SYAIAug 30, 2016

Robust Energy Storage Scheduling for Imbalance Reduction of Strategically Formed Energy Balancing Groups

arXiv:1608.08292v112 citations
Originality Incremental advance
AI Analysis

This work addresses imbalance reduction for energy market participants, presenting an incremental improvement by combining existing techniques like Bayesian MCMC with new scheduling approaches.

The paper tackles the problem of reducing imbalance energy and cost for Power Producers and Suppliers in deregulated energy markets by proposing an off-line strategy to form balancing groups for higher demand predictability and an on-line robust energy storage scheduling method to minimize imbalance under uncertainty.

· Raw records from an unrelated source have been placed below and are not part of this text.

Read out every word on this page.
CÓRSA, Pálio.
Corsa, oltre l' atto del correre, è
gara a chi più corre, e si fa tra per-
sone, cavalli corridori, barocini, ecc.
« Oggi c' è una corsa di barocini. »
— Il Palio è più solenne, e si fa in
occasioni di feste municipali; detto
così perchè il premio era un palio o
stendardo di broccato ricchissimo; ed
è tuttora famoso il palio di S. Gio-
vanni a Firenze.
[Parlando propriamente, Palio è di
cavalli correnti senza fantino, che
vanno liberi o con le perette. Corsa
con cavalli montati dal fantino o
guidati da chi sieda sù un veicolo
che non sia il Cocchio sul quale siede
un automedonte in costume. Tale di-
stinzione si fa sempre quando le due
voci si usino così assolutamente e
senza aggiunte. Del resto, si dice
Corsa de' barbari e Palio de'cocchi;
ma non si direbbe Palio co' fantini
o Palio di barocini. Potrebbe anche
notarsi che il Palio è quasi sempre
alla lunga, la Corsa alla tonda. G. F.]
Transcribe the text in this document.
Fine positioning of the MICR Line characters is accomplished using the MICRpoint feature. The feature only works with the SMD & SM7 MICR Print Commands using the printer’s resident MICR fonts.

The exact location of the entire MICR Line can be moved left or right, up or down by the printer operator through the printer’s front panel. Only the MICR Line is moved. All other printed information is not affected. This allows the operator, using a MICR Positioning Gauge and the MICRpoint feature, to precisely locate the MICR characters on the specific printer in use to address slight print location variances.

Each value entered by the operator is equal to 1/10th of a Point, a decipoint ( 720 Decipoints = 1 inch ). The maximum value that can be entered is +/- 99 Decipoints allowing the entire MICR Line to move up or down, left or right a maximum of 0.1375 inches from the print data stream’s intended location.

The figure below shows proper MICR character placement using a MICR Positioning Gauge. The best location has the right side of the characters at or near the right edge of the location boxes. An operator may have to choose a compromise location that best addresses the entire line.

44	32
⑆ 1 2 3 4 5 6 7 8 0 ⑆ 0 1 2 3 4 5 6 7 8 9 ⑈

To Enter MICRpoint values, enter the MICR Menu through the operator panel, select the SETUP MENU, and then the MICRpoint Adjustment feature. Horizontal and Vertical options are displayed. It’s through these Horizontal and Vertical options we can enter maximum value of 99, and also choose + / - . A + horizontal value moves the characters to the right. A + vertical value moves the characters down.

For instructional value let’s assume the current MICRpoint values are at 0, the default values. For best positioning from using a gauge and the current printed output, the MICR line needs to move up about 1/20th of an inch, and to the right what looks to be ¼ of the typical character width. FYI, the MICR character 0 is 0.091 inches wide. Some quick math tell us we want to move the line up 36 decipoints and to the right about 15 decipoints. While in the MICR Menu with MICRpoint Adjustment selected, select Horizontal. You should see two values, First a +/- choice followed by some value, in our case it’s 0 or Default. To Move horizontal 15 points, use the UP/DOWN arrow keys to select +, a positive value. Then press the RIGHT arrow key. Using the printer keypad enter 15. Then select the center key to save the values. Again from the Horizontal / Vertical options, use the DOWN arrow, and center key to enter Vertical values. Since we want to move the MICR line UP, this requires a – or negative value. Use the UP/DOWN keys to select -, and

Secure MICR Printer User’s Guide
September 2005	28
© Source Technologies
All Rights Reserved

Simulation results on real apartment building data in Tokyo verify the effectiveness of the methods, though specific numerical gains are not detailed.

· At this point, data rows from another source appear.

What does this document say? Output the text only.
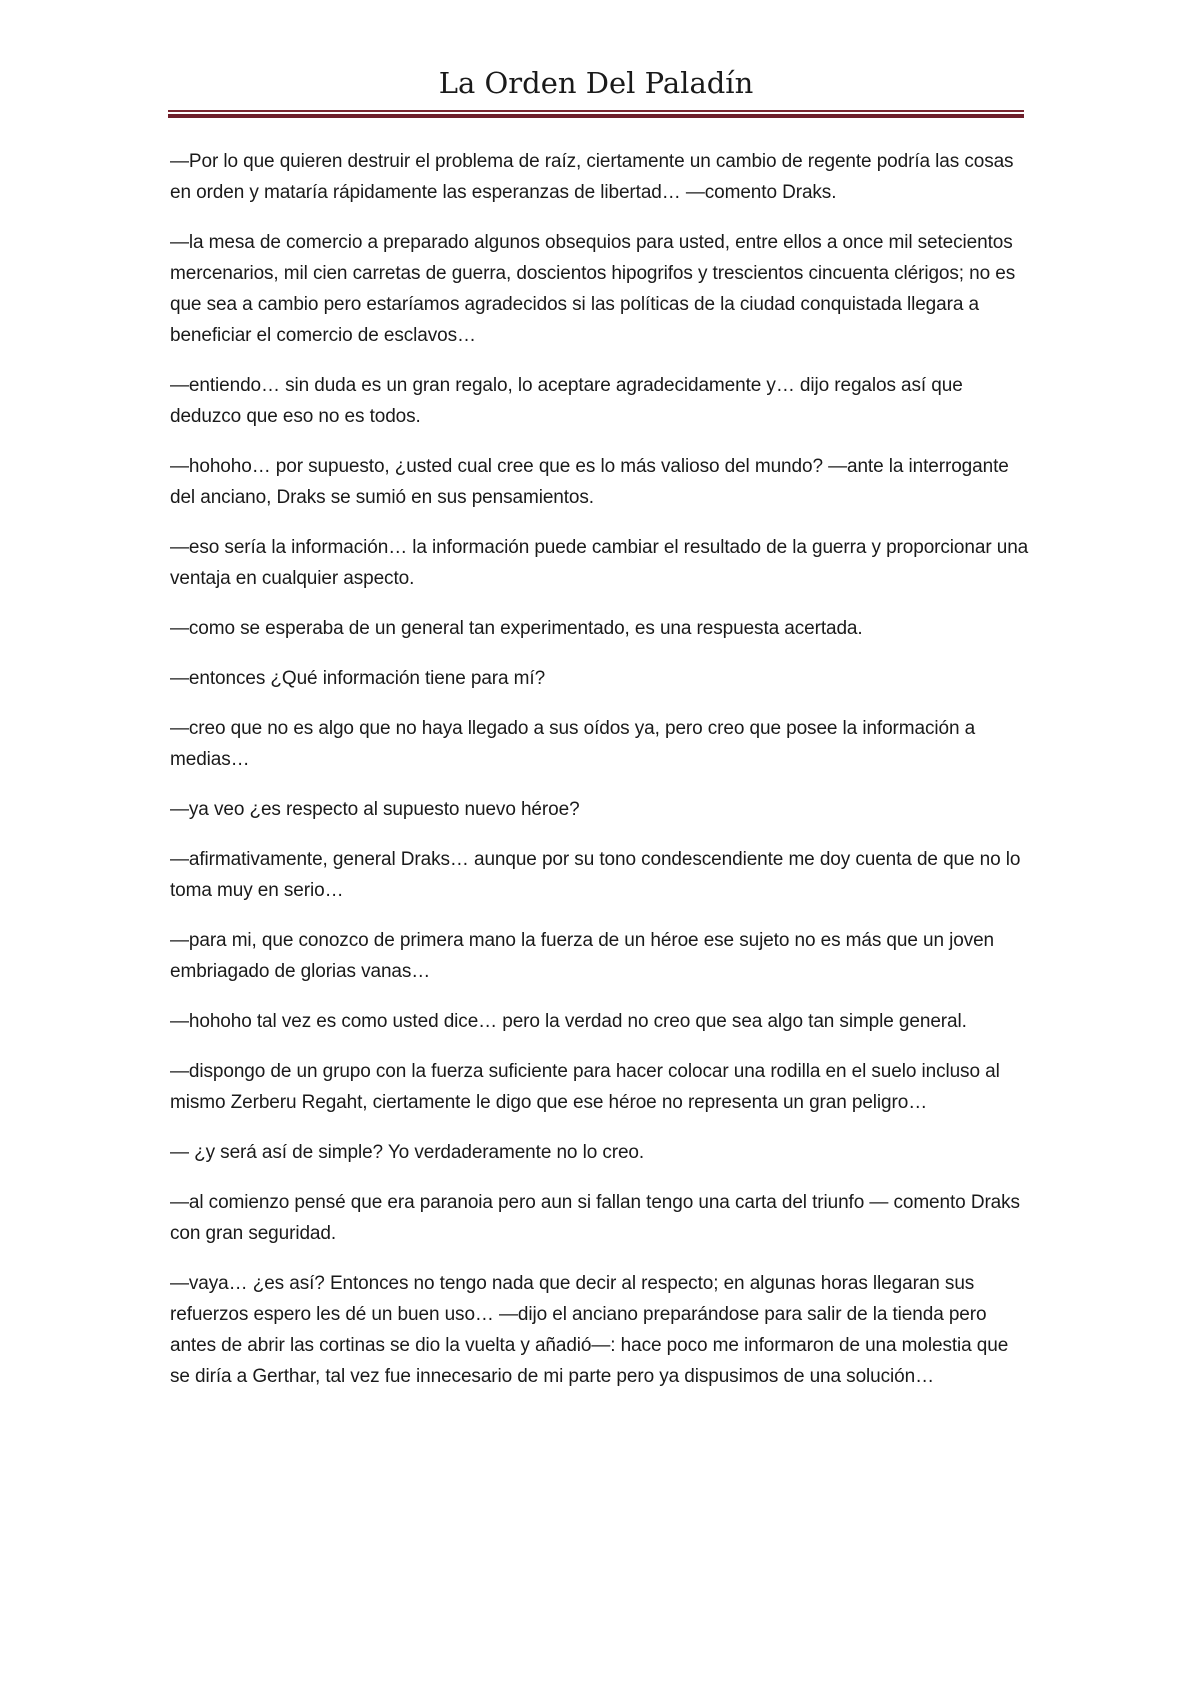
La Orden Del Paladín

—Por lo que quieren destruir el problema de raíz, ciertamente un cambio de regente podría las cosas en orden y mataría rápidamente las esperanzas de libertad… —comento Draks.

—la mesa de comercio a preparado algunos obsequios para usted, entre ellos a once mil setecientos mercenarios, mil cien carretas de guerra, doscientos hipogrifos y trescientos cincuenta clérigos; no es que sea a cambio pero estaríamos agradecidos si las políticas de la ciudad conquistada llegara a beneficiar el comercio de esclavos…

—entiendo… sin duda es un gran regalo, lo aceptare agradecidamente y… dijo regalos así que deduzco que eso no es todos.

—hohoho… por supuesto, ¿usted cual cree que es lo más valioso del mundo? —ante la interrogante del anciano, Draks se sumió en sus pensamientos.

—eso sería la información… la información puede cambiar el resultado de la guerra y proporcionar una ventaja en cualquier aspecto.

—como se esperaba de un general tan experimentado, es una respuesta acertada.

—entonces ¿Qué información tiene para mí?

—creo que no es algo que no haya llegado a sus oídos ya, pero creo que posee la información a medias…

—ya veo ¿es respecto al supuesto nuevo héroe?

—afirmativamente, general Draks… aunque por su tono condescendiente me doy cuenta de que no lo toma muy en serio…

—para mi, que conozco de primera mano la fuerza de un héroe ese sujeto no es más que un joven embriagado de glorias vanas…

—hohoho tal vez es como usted dice… pero la verdad no creo que sea algo tan simple general.

—dispongo de un grupo con la fuerza suficiente para hacer colocar una rodilla en el suelo incluso al mismo Zerberu Regaht, ciertamente le digo que ese héroe no representa un gran peligro…

— ¿y será así de simple? Yo verdaderamente no lo creo.

—al comienzo pensé que era paranoia pero aun si fallan tengo una carta del triunfo — comento Draks con gran seguridad.

—vaya… ¿es así? Entonces no tengo nada que decir al respecto; en algunas horas llegaran sus refuerzos espero les dé un buen uso… —dijo el anciano preparándose para salir de la tienda pero antes de abrir las cortinas se dio la vuelta y añadió—: hace poco me informaron de una molestia que se diría a Gerthar, tal vez fue innecesario de mi parte pero ya dispusimos de una solución…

Imbalance (on-line energy gap between contracted supply and actual demand, and associated cost) reduction is going to be a crucial service for a Power Producer and Supplier (PPS) in the deregulated energy market. PPS requires forward market interactions to procure energy as precisely as possible in order to reduce imbalance energy. This paper presents, 1) (off-line) an effective demand aggregation based strategy for creating a number of balancing groups that leads to higher predictability of group-wise aggregated demand, 2) (on-line) a robust energy storage scheduling that minimizes the imbalance for a particular balancing group considering the demand prediction uncertainty. The group formation is performed by a Probabilistic Programming approach using Bayesian Markov Chain Monte Carlo (MCMC) method after applied on the historical demand statistics. Apart from the group formation, the aggregation strategy (with the help of Bayesian Inference) also clears out the upper-limit of the required storage capacity for a formed group, fraction of which is to be utilized in on-line operation. For on-line operation, a robust energy storage scheduling method is proposed that minimizes expected imbalance energy and cost (a non-linear function of imbalance energy) while incorporating the demand uncertainty of a particular group. The proposed methods are applied on the real apartment buildings' demand data in Tokyo, Japan. Simulation results are presented to verify the effectiveness of the proposed methods.